It’s Best Of Week on The Academic Minute. In our second most listened to segment of 2022, Rachael Woldoff, professor of sociology at West Virginia University, explored the world of digital nomads.
Rachael A. Woldoff is an urban sociologist and Professor of Sociology. She received a PhD in sociology from The Ohio State University, specializing in crime and community. Her research and publications have focused on neighborhood crime and disorder, urban redevelopment, and racial/ethnic differences in neighborhood attainment, as well as the subjects of neighborhood racial change, gentrification, housing, and creative class cities. Her work has appeared in journals such as Social Forces , Urban Affairs Review, and Urban Studies. Her book, White Flight/Black Flight: The Dynamics of Racial Change in an American Neighborhood, was awarded the Best Book Award from the Urban Affairs Association. Dr. Woldoff received the Eberly College of Arts and Sciences Outstanding Researcher Award. She has coauthored three other books including High Stakes: Big Time Sports and Downtown Redevelopment (The Ohio State University Press 2004) and Priced Out: Stuyvesant Town and the Loss of Middle-Class Neighborhoods (New York University Press 2016). Dr. Woldoff was elected Chair of the American Sociological Association’s Community and Urban Sociology Section (CUSS).

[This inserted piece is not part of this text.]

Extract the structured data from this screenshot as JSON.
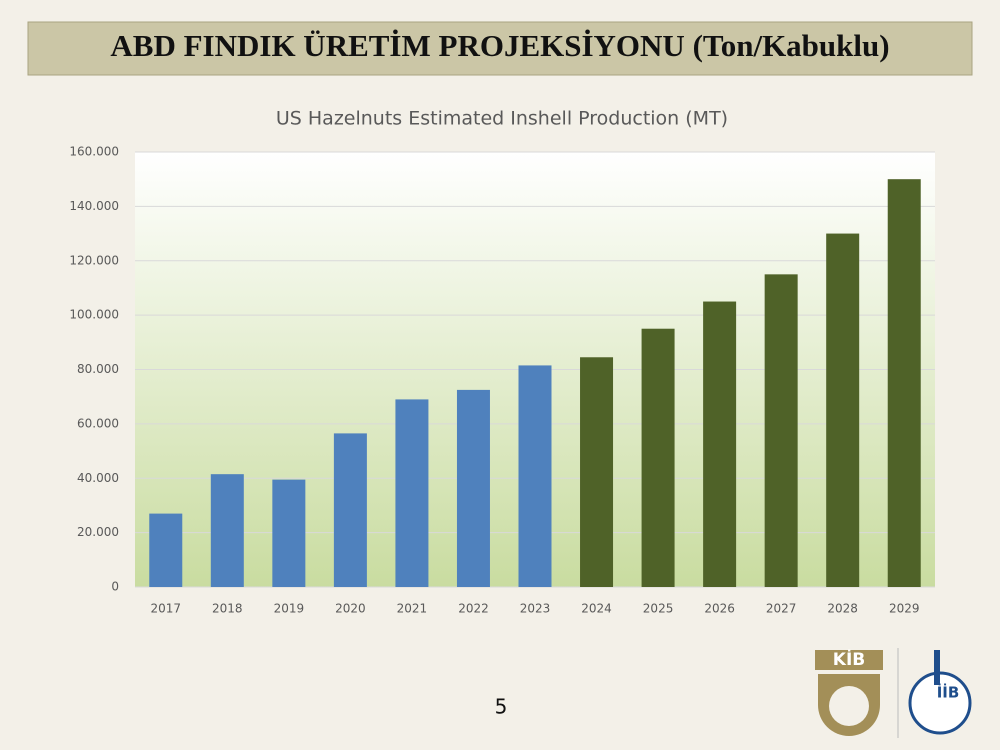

She is Deputy Editor of the ASA journal City and Community . She has also been elected to the Governing Board of the Urban Affairs Association (UAA). Her newest book, Digital Nomads: In Search of Freedom, Community, and Meaningful Work in the New Economy (Oxford University Press 2021), examines community, creative class cities, and the rise of remote work. Her newest research is on public housing residents and their experiences of forced relocation.
Digital Nomads
For too long, our jobs have determined where we live. Conversely, where we live has geographically limited our work opportunities. However, work is changing. The Covid-19 pandemic has increased the number of off-site professional jobs. Our research on digital nomads – people who travel long-term while working online –shows that it is possible to live in one’s desired location without derailing, restarting, or even sacrificing one’s career. This marks a new way to look at life choices and career longevity.
As an urban sociologist, I have made a career of studying places by hanging out with people in their communities. My coauthor on this research, Robert Litchfield, is a management professor who studies motivation in creative work. Together, we visited an established digital nomad hub in Bali and spent time with people who have migrated all over the world while working remotely. We learned that the freedom to live wherever you want and even to change that location whenever you want can be a powerful motivating force drawing people to further engage with their work.
Even if we don’t want to travel the world, digital nomads have shown us the benefits of “working from anywhere” (WFA). The “great resignation” has revealed that preferences for remote and hybrid work are not limited to millennials and Gen Z employees, but extend to parents of young children, older workers, individuals living with disabilities, minoritized people, and those with responsibilities to care for family members. The pandemic exposed the wider world to the wisdom of digital nomads. We cannot unring the bell. As we reconsider our priorities after the trauma of the pandemic, it is becoming clear that flexibility to work from anywhere without compromising our jobs may be the key to increasing life satisfaction and may even transform our entire conception of career longevity as we age.